Home » News » Rassistische Maßnahmen gegen Roma in Bulgarien

Rassistische Maßnahmen gegen Roma in Bulgarien

Rassistische Maßnahmen gegen Roma in Bulgarien
In der bulgarischen Stadt Vidin sind am Abend des 22. Juli Polizei und Gendarmerie mit ca. 20 Wagen in das Roma-Viertel ausgerückt – angeblich wegen Ruhestörung. Alle rein- und rausfahrenden Autos wurden überprüft.
Bulgarische Roma haben dieses Jahr in mehreren Ländern und vor dem Europäischen Parlament in Brüssel gegen die Diskriminierung in ihrem Herkunftsland demonstriert.
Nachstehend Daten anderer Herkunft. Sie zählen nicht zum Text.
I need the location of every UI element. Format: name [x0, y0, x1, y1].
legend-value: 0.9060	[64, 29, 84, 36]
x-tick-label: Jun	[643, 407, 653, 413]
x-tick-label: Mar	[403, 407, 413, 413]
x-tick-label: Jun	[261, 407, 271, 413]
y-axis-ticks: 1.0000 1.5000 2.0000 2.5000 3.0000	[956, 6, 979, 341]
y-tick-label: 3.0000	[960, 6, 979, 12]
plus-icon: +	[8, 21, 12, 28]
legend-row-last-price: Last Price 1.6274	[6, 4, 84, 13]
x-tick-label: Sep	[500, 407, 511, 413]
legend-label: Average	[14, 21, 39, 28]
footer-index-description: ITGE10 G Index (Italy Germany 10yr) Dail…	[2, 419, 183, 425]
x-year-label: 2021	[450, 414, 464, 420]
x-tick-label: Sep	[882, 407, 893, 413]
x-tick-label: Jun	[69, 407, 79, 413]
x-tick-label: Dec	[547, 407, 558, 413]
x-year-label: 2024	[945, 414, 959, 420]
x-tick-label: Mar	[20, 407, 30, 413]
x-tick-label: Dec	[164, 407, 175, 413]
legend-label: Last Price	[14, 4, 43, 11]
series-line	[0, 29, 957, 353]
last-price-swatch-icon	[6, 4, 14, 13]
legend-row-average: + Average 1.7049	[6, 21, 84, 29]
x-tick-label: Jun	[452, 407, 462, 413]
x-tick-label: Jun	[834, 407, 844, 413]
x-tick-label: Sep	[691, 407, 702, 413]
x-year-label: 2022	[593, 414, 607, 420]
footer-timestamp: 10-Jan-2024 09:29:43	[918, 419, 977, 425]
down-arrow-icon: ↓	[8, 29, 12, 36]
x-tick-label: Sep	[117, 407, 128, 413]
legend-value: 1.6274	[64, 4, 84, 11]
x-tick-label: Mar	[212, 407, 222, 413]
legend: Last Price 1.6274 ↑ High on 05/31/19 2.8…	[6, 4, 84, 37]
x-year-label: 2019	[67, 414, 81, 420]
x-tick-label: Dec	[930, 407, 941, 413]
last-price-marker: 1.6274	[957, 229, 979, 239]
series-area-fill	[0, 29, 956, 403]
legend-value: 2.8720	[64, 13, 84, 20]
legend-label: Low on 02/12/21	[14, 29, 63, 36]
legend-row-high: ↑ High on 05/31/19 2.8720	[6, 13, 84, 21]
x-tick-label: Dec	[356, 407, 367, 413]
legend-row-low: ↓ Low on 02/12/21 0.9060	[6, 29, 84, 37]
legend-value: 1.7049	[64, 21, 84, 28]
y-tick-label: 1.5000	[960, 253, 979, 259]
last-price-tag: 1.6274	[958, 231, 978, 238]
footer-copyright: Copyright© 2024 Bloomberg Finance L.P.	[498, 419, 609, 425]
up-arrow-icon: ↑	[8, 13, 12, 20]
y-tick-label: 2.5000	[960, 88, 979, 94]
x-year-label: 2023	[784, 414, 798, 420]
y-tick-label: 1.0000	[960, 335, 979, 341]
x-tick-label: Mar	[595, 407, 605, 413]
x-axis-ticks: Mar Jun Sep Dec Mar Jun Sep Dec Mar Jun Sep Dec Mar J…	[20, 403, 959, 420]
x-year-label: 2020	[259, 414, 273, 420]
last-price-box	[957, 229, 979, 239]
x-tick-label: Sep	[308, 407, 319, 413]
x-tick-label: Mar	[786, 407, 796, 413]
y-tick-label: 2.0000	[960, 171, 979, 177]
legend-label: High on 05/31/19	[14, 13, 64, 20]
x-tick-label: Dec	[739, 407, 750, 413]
Das Fass zum Überlaufen hatte die kollektive Bestrafung von Roma in Wojwodinowo gebracht, wo die Behörden Teile einer Roma-Siedlung abgerissen hatten, nachdem zwei Jugendliche einen Armeeangehörigen verprügelt hatten und anschließend verhaftet worden waren.
Verteidigungsminister und stellvertretender Premierminister Karakatschanow nutzte den Vorfall, um zwei Tage später der Presse mitzuteilen, die Z… in Bulgarien seien extrem unverschämt geworden. So könne es nicht weitergehen. „Die Wahrheit ist, dass wir ein ganzes Programm zur Lösung des „Z…problems benötigen“.
Im Februar erschien seine so genannte Lösung vor, die inzwischen auch dem Parlament zur Abstimmung vorgelegt wurde. Ihr Titel lautet: „Lösung zur Integration der nicht-integrierten Zigeuner (Roma)-Ethnie“. Wie das European Roma Rights Centre (ERRC) schreibt, ist das Dokument voller Hate Speech, Stereotype, schlecht geschrieben und es mangele ihm an Belegen für die rassistischen Unterstellungen über Roma, sie würden nicht arbeiten wollen, das Sozialsystem ausbeuten und zu viele Kinder haben. In dem Dokument wird zudem der Begriff der „Z-Kriminalität“ verwendet. Straftaten würden demzufolge also nicht von Individuen begangen, sondern gehörten zur Wesensart der Roma-Ethnie. Roma werden von Karakatschanow zudem als „asozial“ bezeichnet. Die Nazi-Rhetorik ist evident. Die vorgeschlagenen Maßnahmen beziehen sich also auch direkt auf Roma. Die Anzahl an Geburten von Romnja soll reduziert werden, Maßnahmen und Einrichtungen zur „Arbeitserziehung“ werden vorgeschlagen, ebenso wie Quoten von Sozialhilfe-Empfänger_innen mit Roma-Herkunft. All diese Maßnahmen nähren die oben genannten Unterstellungen.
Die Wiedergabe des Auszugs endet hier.